# What does multiplying two quaternions result in?

My quaternion is in the form just to be clear. (c,sx,sy,sz)

So my first quaternion is. Q=(0.966,0,0,0.966) and second is P=(0.966,0,0,0.966)

Which is a angle of 30 rotated around the z axis. The above I got from formula (cos(a/2),sin(a/2)N)

So my question is, what would be Q*P. multiplying two quaternions results in a rotation right?

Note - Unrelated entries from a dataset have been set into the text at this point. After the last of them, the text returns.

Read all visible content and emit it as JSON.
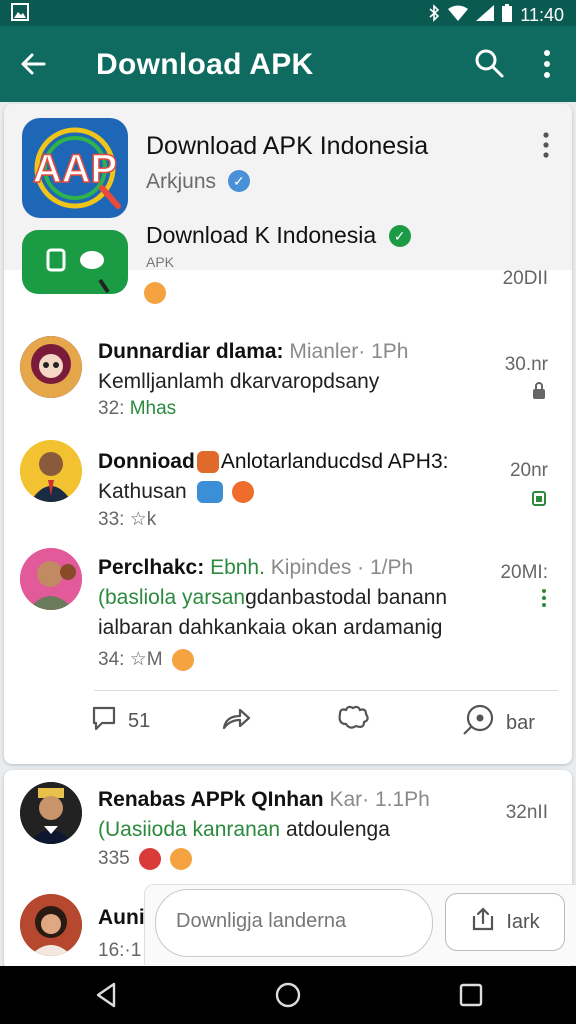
{
  "status_bar": {
    "time": "11:40"
  },
  "app_bar": {
    "title": "Download APK"
  },
  "header": {
    "title1": "Download APK Indonesia",
    "sub1": "Arkjuns",
    "title2": "Download K Indonesia",
    "sub2": "APK",
    "partial_time": "20DII"
  },
  "rows": [
    {
      "title_bold": "Dunnardiar dlama:",
      "title_muted": " Mianler· 1Ph",
      "line1": "Kemlljanlamh dkarvaropdsany",
      "meta_prefix": "32:",
      "meta_green": " Mhas",
      "time": "30.nr"
    },
    {
      "title_bold": "Donnioad",
      "title_rest": "Anlotarlanducdsd APH3:",
      "line1": "Kathusan",
      "meta_prefix": "33:",
      "meta_rest": "k",
      "time": "20nr"
    },
    {
      "title_bold": "Perclhakc:",
      "title_green": " Ebnh.",
      "title_muted": " Kipindes · 1/Ph",
      "line1_green": "(basliola yarsan",
      "line1_rest": "gdanbastodal banann",
      "line2": "ialbaran dahkankaia okan ardamanig",
      "meta_prefix": "34:",
      "meta_rest": "M",
      "time": "20MI:"
    }
  ],
  "actions": [
    {
      "label": "51",
      "icon": "comment-icon"
    },
    {
      "label": "",
      "icon": "share-icon"
    },
    {
      "label": "",
      "icon": "puzzle-icon"
    },
    {
      "label": "bar",
      "icon": "location-icon"
    }
  ],
  "row4": {
    "title_bold": "Renabas APPk QInhan",
    "title_muted": " Kar· 1.1Ph",
    "line1_green": "(Uasiioda kanranan",
    "line1_rest": " atdoulenga",
    "meta_prefix": "335",
    "time": "32nII"
  },
  "row5": {
    "title_bold": "Auni",
    "meta_prefix": "16:·1"
  },
  "composer": {
    "placeholder": "Downligja landerna",
    "button_label": "Iark"
  },
  "colors": {
    "primary": "#0f6b60",
    "status_bar": "#0a5a52",
    "accent_green": "#2b8a3e",
    "verified_blue": "#4a90d9"
  }
}
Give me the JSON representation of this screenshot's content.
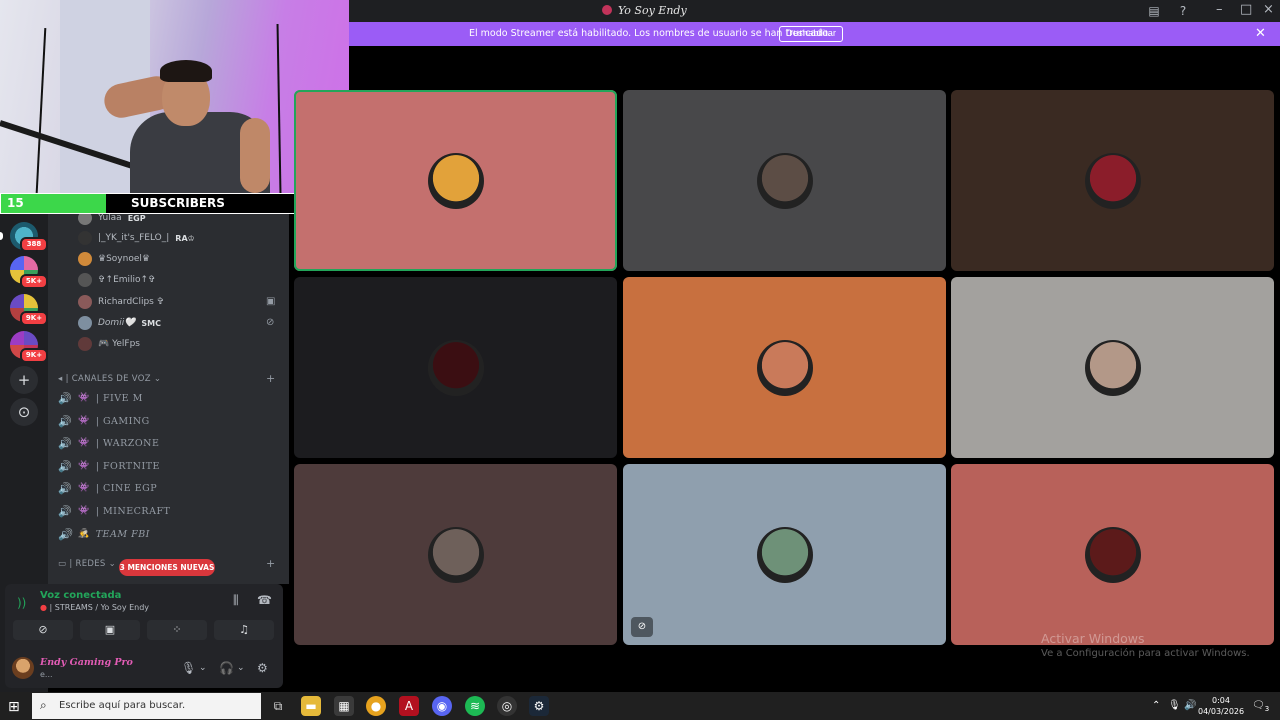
{
  "window": {
    "title": "Yo Soy Endy"
  },
  "banner": {
    "text": "El modo Streamer está habilitado. Los nombres de usuario se han truncado.",
    "button_label": "Deshabilitar"
  },
  "subscribers": {
    "current": "15",
    "label": "SUBSCRIBERS",
    "goal": "50",
    "progress": 0.3,
    "fill_color": "#3cd74a"
  },
  "servers": {
    "badges": [
      "388",
      "5K+",
      "9K+",
      "9K+"
    ],
    "add_icon": "+",
    "discover_icon": "⊙"
  },
  "members": [
    {
      "name": "Yulaa",
      "tag": "EGP"
    },
    {
      "name": "|_YK_it's_FELO_|",
      "tag": "RA♔"
    },
    {
      "name": "♛Soynoel♛",
      "tag": ""
    },
    {
      "name": "✞↑Emilio↑✞",
      "tag": ""
    },
    {
      "name": "RichardClips ✞",
      "tag": ""
    },
    {
      "name": "Domii🤍",
      "tag": "SMC"
    },
    {
      "name": "🎮 YelFps",
      "tag": ""
    }
  ],
  "voice_category": {
    "label": "| CANALES DE VOZ"
  },
  "voice_channels": [
    {
      "name": "| FIVE M"
    },
    {
      "name": "|  GAMING"
    },
    {
      "name": "| WARZONE"
    },
    {
      "name": "| FORTNITE"
    },
    {
      "name": "| CINE EGP"
    },
    {
      "name": "| MINECRAFT"
    },
    {
      "name": "TEAM FBI"
    }
  ],
  "redes_category": {
    "label": "| REDES"
  },
  "mentions_pill": "3 MENCIONES NUEVAS",
  "voice_panel": {
    "status": "Voz conectada",
    "channel": "| STREAMS / Yo Soy Endy"
  },
  "user_panel": {
    "name": "Endy Gaming Pro",
    "status": "e..."
  },
  "tiles": [
    {
      "bg": "#c4706e",
      "avatar": "#e2a23a"
    },
    {
      "bg": "#48484a",
      "avatar": "#5c4d45"
    },
    {
      "bg": "#3a2a22",
      "avatar": "#8b1d2a"
    },
    {
      "bg": "#1c1c1f",
      "avatar": "#3b0e12"
    },
    {
      "bg": "#c8703f",
      "avatar": "#c97a5a"
    },
    {
      "bg": "#a3a19e",
      "avatar": "#b39888"
    },
    {
      "bg": "#4e3b3b",
      "avatar": "#6e605a"
    },
    {
      "bg": "#8f9fae",
      "avatar": "#6e9178"
    },
    {
      "bg": "#b8615a",
      "avatar": "#5c1a1a"
    }
  ],
  "watermark": {
    "title": "Activar Windows",
    "subtitle": "Ve a Configuración para activar Windows."
  },
  "taskbar": {
    "search_placeholder": "Escribe aquí para buscar.",
    "time": "0:04",
    "date": "04/03/2026",
    "notification_count": "3"
  }
}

So if I were to convert to complex(since I'm going around the z axis) wouldn't the answer be

0.5 + 0.866i

???

• $Q$ and $P$ are the same quaternion right? Just multiply: $$(0.966+0.966k)^2 = ?$$ Also note that $Q=0.966+0.966k$ does not represent a rotation -- or I should say not just a rotation. It represents a rotation and a scaling operation. Is that what you meant? – user137731 Aug 2 '16 at 23:08

A quaternion is a number of the form $q=q_0 + q_1i+q_2j+q_3k$ where $i^2=j^2=k^2=ijk=-1$.
You can also write quaternions in polar notation like $q=|q|e^{\theta \hat n}$ where $\hat n$ is a unit pure imaginary quaternion. The quaternions of the form $q=e^{\theta \hat n}$ are important because they represent rotations about the axis $\hat n$ by an angle of $2\theta$ (the two comes from the way you actually use these quaternions to rotate vectors).
A quaternion which represents a rotation of $30^\circ$ around the $z$ axis is given by $$q=e^{\pi k/12} = \cos(\pi/12) + \sin(\pi/12)k \approx 0.966 + 0.26k$$
Multiplying two unit quaternions has the effect of rotating around one axis and then another. For instance if $q=e^{\theta_1\hat n_1}$ and $r=e^{\theta_2\hat n_2}$, then $qr$ would represent a composition of rotations: first rotate your vector by $\theta_1$ around the axis $\hat n_1$ and then rotate your vector by $\theta_2$ around the axis $\hat n_2$.
You should note however that rotations in $\Bbb R^3$ are not commutative in general. That is rotating via $q$ first and then $r$ will usually not result in the same vector as rotating via $r$ first and then $q$.